COMO DOAR ALIMENTOS COM SEGURANÇA DURANTE A CRISE DAS ENCHENTES NO RS
As enchentes que atingem o Rio Grande do Sul desde o início de maio deixaram centenas de desabrigados e em situação de vulnerabilidade alimentar. Diante dessa catástrofe, a solidariedade se torna ferramenta essencial para mitigar os impactos sofridos pela população. Importante salientar, contudo, que as doações devem seguir regras estritas de segurança alimentar para garantir que a ajuda prestada mais ajude do que prejudique. Neste sentido, o Guia n°. 57/2022 versão 1 da Anvisa oferece um roteiro seguro para a doação de alimentos, essencial para essa nobre tarefa.
Pontos fundamentais para a doação de alimentos
A primeira questão abordada pelo guia é a qualidade dos alimentos doados. Alimentos não perecíveis são geralmente mais seguros e devem ser os preferidos nas doações. Estes incluem arroz, feijão, óleos, e conservas, entre outros. Além disso, a integridade da embalagem deve ser minuciosamente checada. Produtos com embalagens violadas, amassadas ou enferrujadas devem ser descartados, pois podem comprometer a segurança alimentar.
Outro ponto crucial é a verificação das datas de validade. Alimentos vencidos, mesmo que aparentemente em bom estado, podem conter microrganismos prejudiciais à saúde. Dessa forma, as organizações responsáveis pela coleta e distribuição devem estabelecer um rigoroso controle das datas de vencimento dos produtos arrecadados.
É também fundamental assegurar condições apropriadas de transporte e armazenamento. Alimentos devem ser guardados em locais limpos, secos e ao abrigo de insetos e roedores. Durante o transporte, é igualmente importante que os alimentos sejam acondicionados de maneira que não haja contaminação cruzada entre produtos crus e cozidos, assim como se deve evitar a exposição ao sol e calor, que pode acelerar a deterioração dos alimentos.

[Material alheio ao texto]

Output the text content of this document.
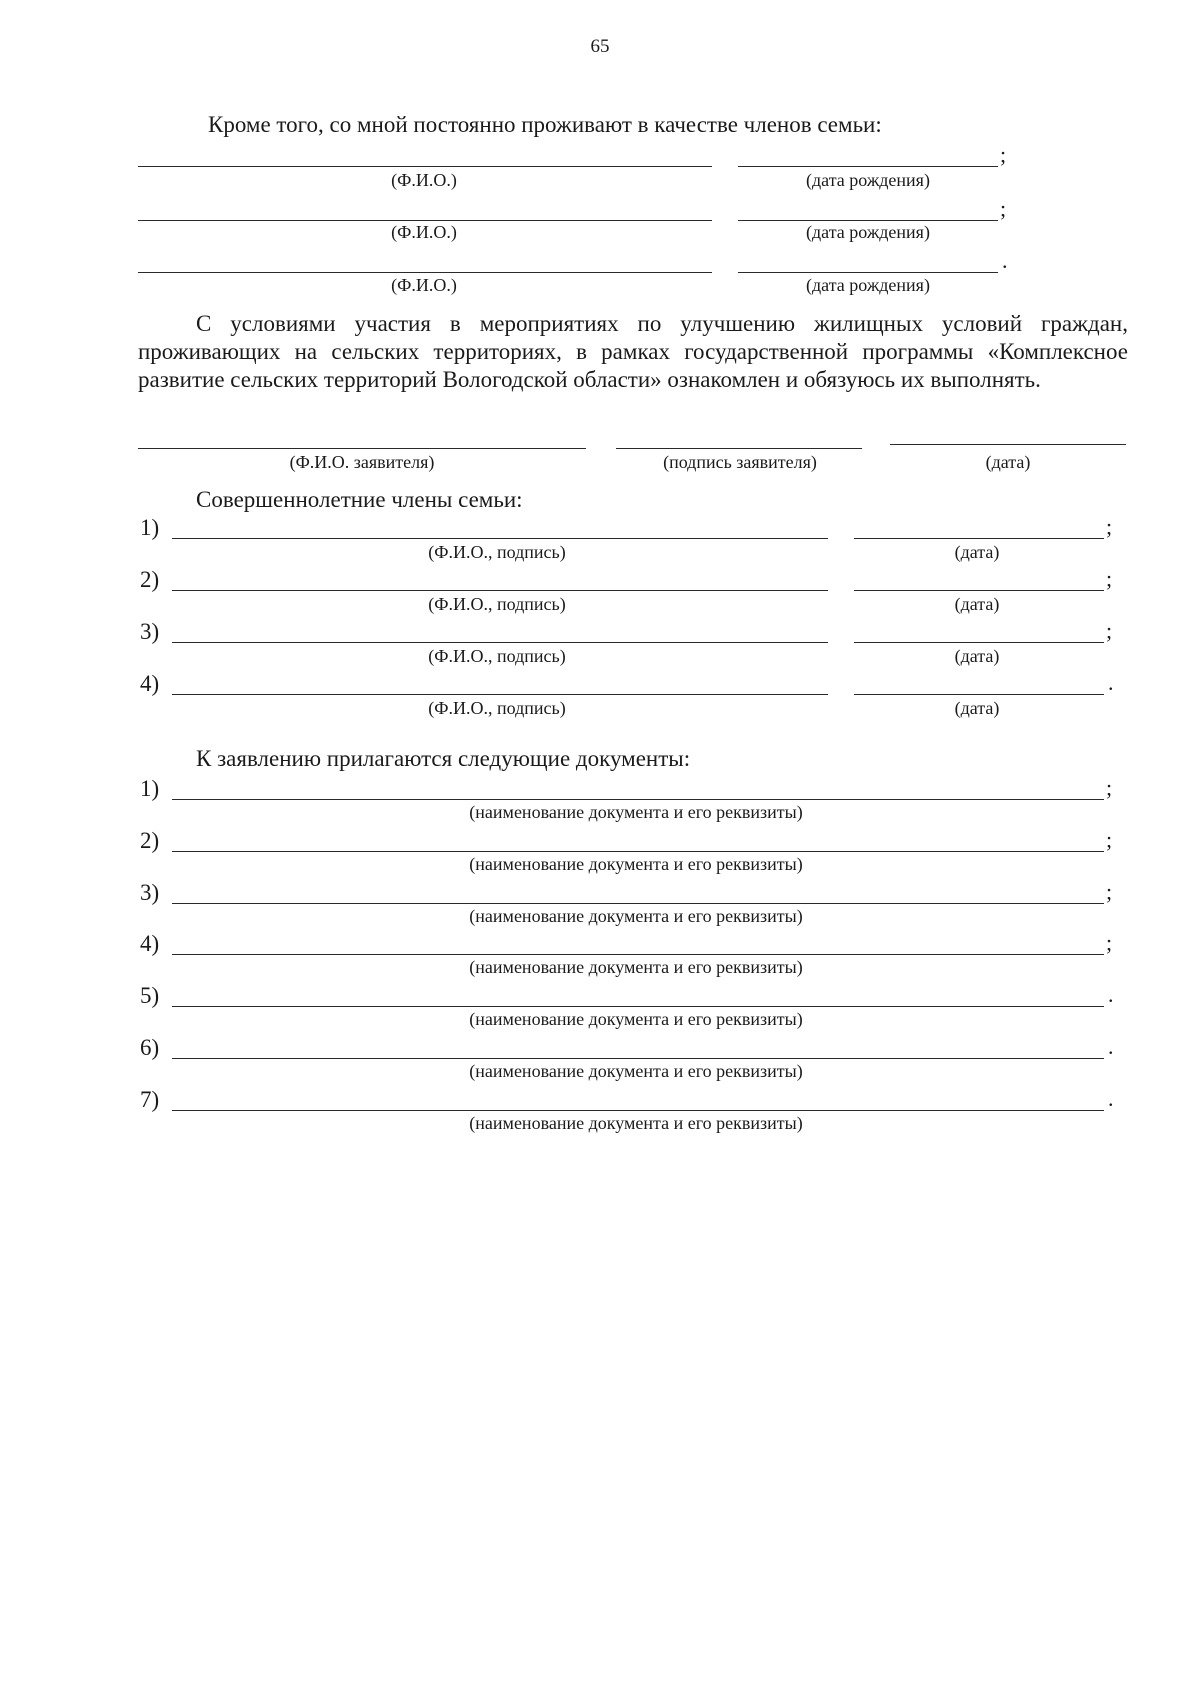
65
Кроме того, со мной постоянно проживают в качестве членов семьи:
;
(Ф.И.О.)	(дата рождения)
;
(Ф.И.О.)	(дата рождения)
.
(Ф.И.О.)	(дата рождения)

С условиями участия в мероприятиях по улучшению жилищных условий граждан, проживающих на сельских территориях, в рамках государственной программы «Комплексное развитие сельских территорий Вологодской области» ознакомлен и обязуюсь их выполнять.

(Ф.И.О. заявителя)	(подпись заявителя)	(дата)
Совершеннолетние члены семьи:
1)	;
(Ф.И.О., подпись)	(дата)
2)	;
(Ф.И.О., подпись)	(дата)
3)	;
(Ф.И.О., подпись)	(дата)
4)	.
(Ф.И.О., подпись)	(дата)
К заявлению прилагаются следующие документы:
1)	;
(наименование документа и его реквизиты)
2)	;
(наименование документа и его реквизиты)
3)	;
(наименование документа и его реквизиты)
4)	;
(наименование документа и его реквизиты)
5)	.
(наименование документа и его реквизиты)
6)	.
(наименование документа и его реквизиты)
7)	.
(наименование документа и его реквизиты)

Para alimentos frescos, como frutas e legumes, a recomendação é que sejam higienizados e, se possível, pré-cozidos antes da doação. Este procedimento diminui o risco de disseminação de patógenos. A distribuição desses alimentos deve ocorrer em tempo hábil para que seu consumo seja feito enquanto continuam frescos e nutritivos.

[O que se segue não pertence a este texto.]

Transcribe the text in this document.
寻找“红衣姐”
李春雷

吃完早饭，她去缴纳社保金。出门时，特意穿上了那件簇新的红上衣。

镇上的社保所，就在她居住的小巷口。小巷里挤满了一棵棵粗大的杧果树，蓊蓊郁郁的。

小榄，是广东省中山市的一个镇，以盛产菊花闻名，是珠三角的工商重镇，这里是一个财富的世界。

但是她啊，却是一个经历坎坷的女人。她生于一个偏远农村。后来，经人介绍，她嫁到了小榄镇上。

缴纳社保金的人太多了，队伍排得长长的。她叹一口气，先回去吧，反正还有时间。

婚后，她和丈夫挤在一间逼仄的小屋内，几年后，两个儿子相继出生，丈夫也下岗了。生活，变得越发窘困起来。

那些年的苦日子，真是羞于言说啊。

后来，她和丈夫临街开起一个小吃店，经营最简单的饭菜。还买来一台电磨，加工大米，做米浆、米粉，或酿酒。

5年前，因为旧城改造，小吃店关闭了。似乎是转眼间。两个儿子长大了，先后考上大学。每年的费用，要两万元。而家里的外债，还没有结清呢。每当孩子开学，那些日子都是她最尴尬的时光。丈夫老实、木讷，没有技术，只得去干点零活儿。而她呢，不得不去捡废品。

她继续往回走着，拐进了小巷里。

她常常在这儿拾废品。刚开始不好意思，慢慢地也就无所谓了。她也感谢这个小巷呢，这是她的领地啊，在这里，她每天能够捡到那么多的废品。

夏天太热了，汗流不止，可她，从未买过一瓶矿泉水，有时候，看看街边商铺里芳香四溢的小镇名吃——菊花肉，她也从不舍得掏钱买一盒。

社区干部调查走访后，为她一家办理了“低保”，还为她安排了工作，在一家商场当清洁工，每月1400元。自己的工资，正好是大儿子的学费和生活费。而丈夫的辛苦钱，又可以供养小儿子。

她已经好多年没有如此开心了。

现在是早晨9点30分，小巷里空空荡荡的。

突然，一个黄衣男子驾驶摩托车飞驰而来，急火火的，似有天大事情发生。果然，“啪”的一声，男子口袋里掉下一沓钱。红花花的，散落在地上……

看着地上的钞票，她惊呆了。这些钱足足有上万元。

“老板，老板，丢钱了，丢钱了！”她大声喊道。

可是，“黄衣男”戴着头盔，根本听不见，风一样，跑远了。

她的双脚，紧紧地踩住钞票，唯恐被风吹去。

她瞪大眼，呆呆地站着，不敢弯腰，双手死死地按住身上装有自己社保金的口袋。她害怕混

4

Preparo das pessoas envolvidas no processo é essencial
A capacitação das equipes que estarão diretamente envolvidas nas etapas de coleta, armazenamento e distribuição é outro aspecto mencionado no guia. Treinamentos sobre higiene pessoal e manipulação segura dos alimentos são essenciais para evitar contaminações. Igualmente, é crucial que todos os envolvidos estejam atentos aos sinais de contaminação ou deterioração dos alimentos durante o processo de ajuda humanitária.

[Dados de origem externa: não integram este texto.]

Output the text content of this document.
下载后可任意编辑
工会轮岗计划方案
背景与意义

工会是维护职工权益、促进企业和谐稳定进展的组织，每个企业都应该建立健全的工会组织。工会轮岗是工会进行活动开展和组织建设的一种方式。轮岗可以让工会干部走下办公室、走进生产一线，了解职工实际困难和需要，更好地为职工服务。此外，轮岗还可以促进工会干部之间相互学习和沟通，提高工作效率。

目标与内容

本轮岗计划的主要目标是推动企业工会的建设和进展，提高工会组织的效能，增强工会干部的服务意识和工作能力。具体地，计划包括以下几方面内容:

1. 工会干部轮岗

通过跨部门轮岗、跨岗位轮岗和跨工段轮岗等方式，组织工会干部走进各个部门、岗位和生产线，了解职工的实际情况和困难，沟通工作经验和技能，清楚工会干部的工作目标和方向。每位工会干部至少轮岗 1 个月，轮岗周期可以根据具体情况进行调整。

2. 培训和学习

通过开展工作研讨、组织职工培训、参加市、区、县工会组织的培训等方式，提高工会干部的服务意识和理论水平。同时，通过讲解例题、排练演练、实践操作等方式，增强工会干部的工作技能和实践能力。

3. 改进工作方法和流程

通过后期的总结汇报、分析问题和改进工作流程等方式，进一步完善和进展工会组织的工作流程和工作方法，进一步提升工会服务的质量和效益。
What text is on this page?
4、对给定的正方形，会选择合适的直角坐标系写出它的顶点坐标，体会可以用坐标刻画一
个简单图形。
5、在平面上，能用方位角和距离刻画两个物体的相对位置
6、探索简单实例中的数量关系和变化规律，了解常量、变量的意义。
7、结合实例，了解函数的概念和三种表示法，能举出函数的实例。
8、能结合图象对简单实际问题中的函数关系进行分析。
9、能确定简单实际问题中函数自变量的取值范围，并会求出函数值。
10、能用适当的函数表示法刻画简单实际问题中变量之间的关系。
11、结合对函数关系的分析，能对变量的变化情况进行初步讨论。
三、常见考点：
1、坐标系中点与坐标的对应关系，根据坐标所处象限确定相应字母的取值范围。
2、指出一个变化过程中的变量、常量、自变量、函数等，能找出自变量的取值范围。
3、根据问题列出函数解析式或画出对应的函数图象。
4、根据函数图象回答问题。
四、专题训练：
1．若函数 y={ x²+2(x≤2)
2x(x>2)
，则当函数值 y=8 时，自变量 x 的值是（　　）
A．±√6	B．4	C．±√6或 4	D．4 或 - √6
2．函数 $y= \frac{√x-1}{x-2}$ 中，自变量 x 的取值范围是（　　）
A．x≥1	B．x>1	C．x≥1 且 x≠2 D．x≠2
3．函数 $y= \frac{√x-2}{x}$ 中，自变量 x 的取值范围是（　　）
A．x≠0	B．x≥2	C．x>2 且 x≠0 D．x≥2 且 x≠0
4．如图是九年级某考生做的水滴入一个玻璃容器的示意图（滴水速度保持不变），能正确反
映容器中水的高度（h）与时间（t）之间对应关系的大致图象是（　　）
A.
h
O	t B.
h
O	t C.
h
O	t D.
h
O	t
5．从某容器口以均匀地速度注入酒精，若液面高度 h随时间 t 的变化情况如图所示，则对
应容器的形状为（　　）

Do lado dos beneficiários, é importante promover a educação alimentar, orientando sobre como manipular e preparar os alimentos de maneira segura. Instruções claras e simples podem ser distribuídas com os alimentos, garantindo que a ajuda seja efetivamente segura e benéfica.
Relacionar-se com autoridades locais de saúde e vigilância sanitária para a observação contínua das condições de higiene e segurança é outro ponto relevante. Esta cooperação pode facilitar a rápida intervenção em caso de qualquer indicativo de problema que possa afetar a saúde pública.
Finalmente, a transparência e a comunicação entre os grupos de ajuda e a comunidade são vitais. Manter todos informados sobre o que está sendo feito, como está sendo feito e por quê, fortalece a confiança no processo e garante maior efetividade nas ações de apoio.
Em face do desafio que as enchentes trouxeram ao Rio Grande do Sul, a doação de alimentos, seguindo as diretrizes da Anvisa, é mais que uma ação de solidariedade—é um ato de responsabilidade e carinho pela saúde e bem-estar daqueles que enfrentam momentos de adversidade. Assim, alimentar é também cuidar.